[LMH]FPGA / microcode

Robert Swindells rjs@fdy2.demon.co.uk
Fri Mar 5 11:00:01 2004


Eric Blossom wrote:
>> On 4 Mar 2004, at 18:57, Dan Moniz wrote:
>> >On Thursday, March 04, 2004 7:01 PM +0000 Robert Swindells 
>> ><rjs@fdy2.demon.co.uk> wrote:
>> >>I was only half joking about translating it to VHDL.
>> >>[...]
>> >>The whole CPU would fit into a $15 FPGA using current technology, add
>> >>a couple of 16bit SDRAMs and some boot flash and you have a 10x faster
>> >>microExplorer.
>> >
>> >[...]
>> >Of course, there's the longer term problem of getting a monitor and 
>> >input devices to talk to it, which would be painful, and disks, file 
>> >systems, a running install, oh my!
>> >Probably, now that I think about it, an FPGA-based Explorer processor 
>> >on a PCI card, with some interface glue would be the way to go.

>I've considered the FPGA idea myself a few times.  It would be fun ;-)

>One thing to remember, is that by today's standards, the Explorer's
>have dinky address spaces.  24MW if I recall correctly.  I think that
>a blind re-implementation of the architecture would be a waste of
>time.  Why spend all the time and end up with something with a dinky
>address space?

The attraction of a LispM over a Lisp system on stock hardware is
the integrated environment.

It is a lot easier to migrate to a larger address space when you
have a running system.

>Another thing to consider is the basic "back of the envelope
>calculation".   For the sake of argument, assume that you're using a
>Spartan 2E or Spartan 3 (The spartan 3 has bunches of embedded
>multipliers.  You could really speed up your bignum multiplies with
>them ;-)).  Using the lower speed grades (much cheaper!) you can
>probably run them at about 125 MHz (hands waving wildly...).  This
>gives you a 125 MHz microinstruction cycle.  Of course, you're free to
>build your memory subsystem as wide as you like, so make it 40-bits or
>48-bits or 64-bits...

The Spartan 3s are cheap in any speed grade.

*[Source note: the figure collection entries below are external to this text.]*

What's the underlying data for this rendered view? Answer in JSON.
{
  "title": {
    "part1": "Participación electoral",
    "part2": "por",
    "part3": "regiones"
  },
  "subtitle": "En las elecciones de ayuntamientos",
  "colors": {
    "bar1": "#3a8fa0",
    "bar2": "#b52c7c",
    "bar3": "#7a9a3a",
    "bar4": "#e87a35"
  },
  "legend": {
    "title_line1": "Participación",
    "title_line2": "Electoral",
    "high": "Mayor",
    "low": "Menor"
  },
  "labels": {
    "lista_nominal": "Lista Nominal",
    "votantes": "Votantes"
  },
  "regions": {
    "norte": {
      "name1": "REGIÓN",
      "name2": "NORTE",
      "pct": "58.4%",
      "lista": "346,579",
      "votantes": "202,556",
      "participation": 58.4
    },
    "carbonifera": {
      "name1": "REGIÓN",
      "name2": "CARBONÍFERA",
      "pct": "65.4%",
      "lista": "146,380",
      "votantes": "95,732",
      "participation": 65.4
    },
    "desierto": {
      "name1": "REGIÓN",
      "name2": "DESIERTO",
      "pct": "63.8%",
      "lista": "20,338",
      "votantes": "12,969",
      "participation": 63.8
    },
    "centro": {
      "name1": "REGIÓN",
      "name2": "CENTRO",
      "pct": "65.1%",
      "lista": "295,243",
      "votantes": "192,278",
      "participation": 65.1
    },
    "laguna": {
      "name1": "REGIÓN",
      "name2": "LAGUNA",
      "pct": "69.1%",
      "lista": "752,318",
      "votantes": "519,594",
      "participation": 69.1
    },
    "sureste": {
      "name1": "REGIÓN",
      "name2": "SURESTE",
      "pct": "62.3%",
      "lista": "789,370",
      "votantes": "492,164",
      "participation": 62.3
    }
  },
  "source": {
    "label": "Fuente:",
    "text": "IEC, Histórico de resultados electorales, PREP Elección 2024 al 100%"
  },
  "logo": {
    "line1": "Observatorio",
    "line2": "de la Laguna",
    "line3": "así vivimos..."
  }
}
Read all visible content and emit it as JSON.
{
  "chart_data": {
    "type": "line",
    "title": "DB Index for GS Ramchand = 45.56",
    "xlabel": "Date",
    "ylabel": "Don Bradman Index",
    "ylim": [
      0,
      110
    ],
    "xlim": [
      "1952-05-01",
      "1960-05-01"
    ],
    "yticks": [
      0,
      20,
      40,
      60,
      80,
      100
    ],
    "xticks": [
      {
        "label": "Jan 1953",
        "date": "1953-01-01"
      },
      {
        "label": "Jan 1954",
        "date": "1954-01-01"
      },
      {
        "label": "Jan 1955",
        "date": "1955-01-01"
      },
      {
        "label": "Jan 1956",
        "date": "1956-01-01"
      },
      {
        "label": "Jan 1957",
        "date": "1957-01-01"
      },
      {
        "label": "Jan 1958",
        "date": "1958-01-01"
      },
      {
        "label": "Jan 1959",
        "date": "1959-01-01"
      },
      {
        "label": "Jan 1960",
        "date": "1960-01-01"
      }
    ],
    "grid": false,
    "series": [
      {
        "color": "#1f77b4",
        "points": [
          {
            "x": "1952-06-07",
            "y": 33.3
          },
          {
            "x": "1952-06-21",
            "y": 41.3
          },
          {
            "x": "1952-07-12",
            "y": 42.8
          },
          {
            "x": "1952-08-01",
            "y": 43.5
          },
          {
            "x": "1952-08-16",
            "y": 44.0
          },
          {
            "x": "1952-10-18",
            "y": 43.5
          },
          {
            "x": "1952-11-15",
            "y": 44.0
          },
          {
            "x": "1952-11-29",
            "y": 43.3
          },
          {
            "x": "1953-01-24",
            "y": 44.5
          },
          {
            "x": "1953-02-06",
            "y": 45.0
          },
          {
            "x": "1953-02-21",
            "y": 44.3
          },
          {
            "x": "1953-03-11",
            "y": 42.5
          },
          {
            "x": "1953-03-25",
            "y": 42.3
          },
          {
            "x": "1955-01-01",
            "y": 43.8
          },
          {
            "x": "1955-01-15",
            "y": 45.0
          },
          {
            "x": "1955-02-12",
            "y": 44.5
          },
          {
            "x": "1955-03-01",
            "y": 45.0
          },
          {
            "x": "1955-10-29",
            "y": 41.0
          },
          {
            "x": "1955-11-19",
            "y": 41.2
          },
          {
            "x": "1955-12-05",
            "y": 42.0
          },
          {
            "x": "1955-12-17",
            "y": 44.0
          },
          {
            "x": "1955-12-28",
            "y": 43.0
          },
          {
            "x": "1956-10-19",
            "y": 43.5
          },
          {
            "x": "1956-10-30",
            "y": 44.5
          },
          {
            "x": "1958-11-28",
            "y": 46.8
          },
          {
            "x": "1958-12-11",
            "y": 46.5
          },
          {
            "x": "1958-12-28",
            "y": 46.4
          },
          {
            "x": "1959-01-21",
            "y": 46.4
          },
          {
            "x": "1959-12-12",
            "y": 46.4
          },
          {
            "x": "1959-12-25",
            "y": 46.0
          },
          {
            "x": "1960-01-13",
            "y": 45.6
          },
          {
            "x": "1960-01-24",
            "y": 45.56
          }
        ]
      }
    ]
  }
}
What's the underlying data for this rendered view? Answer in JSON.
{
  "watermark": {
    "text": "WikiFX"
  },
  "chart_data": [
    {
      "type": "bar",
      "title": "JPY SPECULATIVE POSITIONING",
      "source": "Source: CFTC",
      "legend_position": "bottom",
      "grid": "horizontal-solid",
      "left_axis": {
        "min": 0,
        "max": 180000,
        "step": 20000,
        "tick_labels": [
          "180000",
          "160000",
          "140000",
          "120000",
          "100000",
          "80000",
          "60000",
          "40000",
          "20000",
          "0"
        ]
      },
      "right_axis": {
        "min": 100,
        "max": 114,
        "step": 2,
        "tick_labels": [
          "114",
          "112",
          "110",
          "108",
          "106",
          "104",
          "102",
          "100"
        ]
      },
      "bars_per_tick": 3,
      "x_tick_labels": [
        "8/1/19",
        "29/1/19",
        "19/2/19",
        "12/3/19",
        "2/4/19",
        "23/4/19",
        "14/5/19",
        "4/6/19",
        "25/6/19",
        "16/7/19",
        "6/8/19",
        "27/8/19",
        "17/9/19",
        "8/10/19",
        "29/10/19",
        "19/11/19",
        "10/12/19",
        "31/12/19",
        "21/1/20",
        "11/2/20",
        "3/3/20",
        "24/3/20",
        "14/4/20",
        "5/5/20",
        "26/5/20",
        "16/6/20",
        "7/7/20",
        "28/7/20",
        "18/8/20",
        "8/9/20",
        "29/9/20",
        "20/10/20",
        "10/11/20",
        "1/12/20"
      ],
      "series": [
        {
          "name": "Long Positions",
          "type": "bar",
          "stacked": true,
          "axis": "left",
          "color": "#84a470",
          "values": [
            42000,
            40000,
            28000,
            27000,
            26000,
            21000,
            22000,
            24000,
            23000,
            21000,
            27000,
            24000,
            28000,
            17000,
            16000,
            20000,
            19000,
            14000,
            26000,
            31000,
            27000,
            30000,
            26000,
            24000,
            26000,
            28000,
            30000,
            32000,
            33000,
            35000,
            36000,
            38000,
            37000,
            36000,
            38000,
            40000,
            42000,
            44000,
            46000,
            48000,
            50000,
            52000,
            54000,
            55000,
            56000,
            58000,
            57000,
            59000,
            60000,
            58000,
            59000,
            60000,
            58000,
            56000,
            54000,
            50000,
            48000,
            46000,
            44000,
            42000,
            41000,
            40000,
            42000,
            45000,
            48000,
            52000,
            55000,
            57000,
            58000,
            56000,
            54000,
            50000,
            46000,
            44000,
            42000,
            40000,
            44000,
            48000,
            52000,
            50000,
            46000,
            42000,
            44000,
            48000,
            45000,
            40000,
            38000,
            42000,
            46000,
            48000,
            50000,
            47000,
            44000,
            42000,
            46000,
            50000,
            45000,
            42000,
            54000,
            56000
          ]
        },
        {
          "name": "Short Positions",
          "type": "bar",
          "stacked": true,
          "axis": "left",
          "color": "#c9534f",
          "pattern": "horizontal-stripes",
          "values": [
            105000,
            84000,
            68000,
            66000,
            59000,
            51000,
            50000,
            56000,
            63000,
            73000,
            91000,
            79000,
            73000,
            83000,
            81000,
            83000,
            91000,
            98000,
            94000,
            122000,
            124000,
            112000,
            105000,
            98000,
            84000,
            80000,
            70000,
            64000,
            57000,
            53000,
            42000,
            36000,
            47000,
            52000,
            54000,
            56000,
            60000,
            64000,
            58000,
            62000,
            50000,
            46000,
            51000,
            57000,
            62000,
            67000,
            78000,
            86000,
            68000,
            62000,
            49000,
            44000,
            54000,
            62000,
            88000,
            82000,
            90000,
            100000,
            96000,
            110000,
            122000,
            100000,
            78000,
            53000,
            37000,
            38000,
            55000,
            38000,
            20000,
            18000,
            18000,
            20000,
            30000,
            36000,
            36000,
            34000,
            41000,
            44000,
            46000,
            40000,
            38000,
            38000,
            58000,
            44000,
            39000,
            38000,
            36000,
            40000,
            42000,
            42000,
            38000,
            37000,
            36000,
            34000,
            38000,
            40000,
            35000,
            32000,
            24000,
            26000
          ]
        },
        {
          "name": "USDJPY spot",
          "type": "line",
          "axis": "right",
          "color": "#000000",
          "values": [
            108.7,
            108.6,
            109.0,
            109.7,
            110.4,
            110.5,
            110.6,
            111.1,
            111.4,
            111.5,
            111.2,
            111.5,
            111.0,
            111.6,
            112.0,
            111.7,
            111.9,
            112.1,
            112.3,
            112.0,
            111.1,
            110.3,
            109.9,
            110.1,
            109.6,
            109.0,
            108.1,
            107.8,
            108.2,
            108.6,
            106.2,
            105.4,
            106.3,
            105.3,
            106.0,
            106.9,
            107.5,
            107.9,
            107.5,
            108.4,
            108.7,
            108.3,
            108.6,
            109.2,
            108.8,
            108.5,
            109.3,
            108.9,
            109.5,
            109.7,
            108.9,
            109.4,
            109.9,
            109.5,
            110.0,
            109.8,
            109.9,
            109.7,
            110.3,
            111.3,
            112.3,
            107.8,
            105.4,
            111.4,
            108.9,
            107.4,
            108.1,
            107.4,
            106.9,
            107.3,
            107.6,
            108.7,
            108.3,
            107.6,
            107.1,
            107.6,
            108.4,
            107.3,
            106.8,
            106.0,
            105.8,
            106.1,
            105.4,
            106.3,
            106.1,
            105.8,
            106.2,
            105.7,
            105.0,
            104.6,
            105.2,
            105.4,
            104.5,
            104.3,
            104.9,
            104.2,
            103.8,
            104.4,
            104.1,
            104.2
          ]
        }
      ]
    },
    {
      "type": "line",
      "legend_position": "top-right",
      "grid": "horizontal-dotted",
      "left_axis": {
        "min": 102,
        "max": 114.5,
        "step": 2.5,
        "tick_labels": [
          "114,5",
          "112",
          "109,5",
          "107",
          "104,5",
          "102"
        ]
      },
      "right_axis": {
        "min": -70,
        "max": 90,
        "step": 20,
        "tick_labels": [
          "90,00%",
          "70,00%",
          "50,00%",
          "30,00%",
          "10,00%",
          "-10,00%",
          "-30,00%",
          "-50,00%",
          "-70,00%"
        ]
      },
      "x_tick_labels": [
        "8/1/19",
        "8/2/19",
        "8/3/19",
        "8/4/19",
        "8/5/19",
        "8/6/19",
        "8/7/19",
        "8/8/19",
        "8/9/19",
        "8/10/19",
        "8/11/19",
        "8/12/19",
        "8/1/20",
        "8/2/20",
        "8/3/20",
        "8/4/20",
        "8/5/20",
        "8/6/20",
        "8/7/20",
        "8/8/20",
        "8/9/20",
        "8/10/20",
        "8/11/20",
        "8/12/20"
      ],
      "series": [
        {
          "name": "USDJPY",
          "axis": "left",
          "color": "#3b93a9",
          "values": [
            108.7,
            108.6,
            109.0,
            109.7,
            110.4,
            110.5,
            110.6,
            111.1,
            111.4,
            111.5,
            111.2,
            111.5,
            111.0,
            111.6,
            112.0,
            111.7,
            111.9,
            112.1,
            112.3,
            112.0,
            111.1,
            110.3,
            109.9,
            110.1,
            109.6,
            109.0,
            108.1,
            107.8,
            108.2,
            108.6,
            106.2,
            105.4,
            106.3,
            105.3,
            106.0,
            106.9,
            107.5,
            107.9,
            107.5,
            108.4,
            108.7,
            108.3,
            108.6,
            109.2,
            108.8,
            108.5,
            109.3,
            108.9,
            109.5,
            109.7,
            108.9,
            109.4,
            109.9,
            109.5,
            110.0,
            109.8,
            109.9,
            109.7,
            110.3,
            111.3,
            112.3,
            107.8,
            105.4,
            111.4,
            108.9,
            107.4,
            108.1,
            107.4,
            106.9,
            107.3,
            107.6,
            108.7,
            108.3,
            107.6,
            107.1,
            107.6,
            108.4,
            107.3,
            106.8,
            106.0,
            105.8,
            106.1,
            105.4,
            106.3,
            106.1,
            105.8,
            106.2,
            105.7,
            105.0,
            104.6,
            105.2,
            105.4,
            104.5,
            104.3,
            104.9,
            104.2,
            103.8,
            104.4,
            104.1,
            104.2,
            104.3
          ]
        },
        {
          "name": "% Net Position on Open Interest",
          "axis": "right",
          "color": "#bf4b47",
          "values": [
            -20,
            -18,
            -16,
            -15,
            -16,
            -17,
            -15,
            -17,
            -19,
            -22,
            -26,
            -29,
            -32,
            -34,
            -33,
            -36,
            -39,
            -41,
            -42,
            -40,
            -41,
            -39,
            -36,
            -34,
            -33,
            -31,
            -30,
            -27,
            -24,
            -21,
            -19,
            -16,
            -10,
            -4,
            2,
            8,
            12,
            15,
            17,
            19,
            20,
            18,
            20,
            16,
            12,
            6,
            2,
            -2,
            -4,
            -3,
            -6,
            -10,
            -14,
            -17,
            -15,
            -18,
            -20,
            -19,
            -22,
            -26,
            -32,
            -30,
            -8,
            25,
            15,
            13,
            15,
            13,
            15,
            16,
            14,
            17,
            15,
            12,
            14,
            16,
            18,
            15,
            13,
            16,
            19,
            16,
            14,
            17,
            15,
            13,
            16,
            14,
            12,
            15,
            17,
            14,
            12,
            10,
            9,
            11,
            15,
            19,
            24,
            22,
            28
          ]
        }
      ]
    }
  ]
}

They are in rather short
supply at the moment though.

>Now, on the other hand, you're competing against 3 GHz Pentiums or
>AMD64s or Opterons running at 2.6GHz or so.  All of these have an
>incredible amount of internal parallelism.  You can easily get 4 or 5
>operations going per cycle (this includes address generator
>updates, ALU ops, floating point adds, mults, loads, etc).  Without
>working hard, this gives you an easy 6M ops/second.  It's going
>to be really hard to get your 125 MHz FPGA implementation to even
>begin to keep up with these monsters.

I'm not suggesting that a FPGA LispM will compete with a native lisp
running on the fastest desktop or server CPUs.

The fast CPUs require a lot of cooling and won't run for long on
batteries.

Think instead of competing with PDA class CPUs, these are 400-500 MHz
in-order RISC processors that use ~500mW.

I think you are going to see a lot of products released over the
next year that use soft CPU cores in FPGAs for embedded applications.

Most of these will run something based on Linux, but they could run
something else.

>Perhaps the way to go would be do define
>yet-another-lisp-virtual-machine, or figure out what symbolics used (or
>just use Common Lisp with lots of declarations!) and target the AMD64
>architecture.  It's got twice as many registers as the x86, lots of
>address space, they keep getting faster and cheaper all the time, and
>you can order one today, and have it delivered tomorrow.

Rather than define another one, why not follow KMP's suggestion and
make a business proposal to new Symbolics.

Someone, or a small group, could offer to port the VLM to AMD64 in
exchange for X number of licences to use the finished product.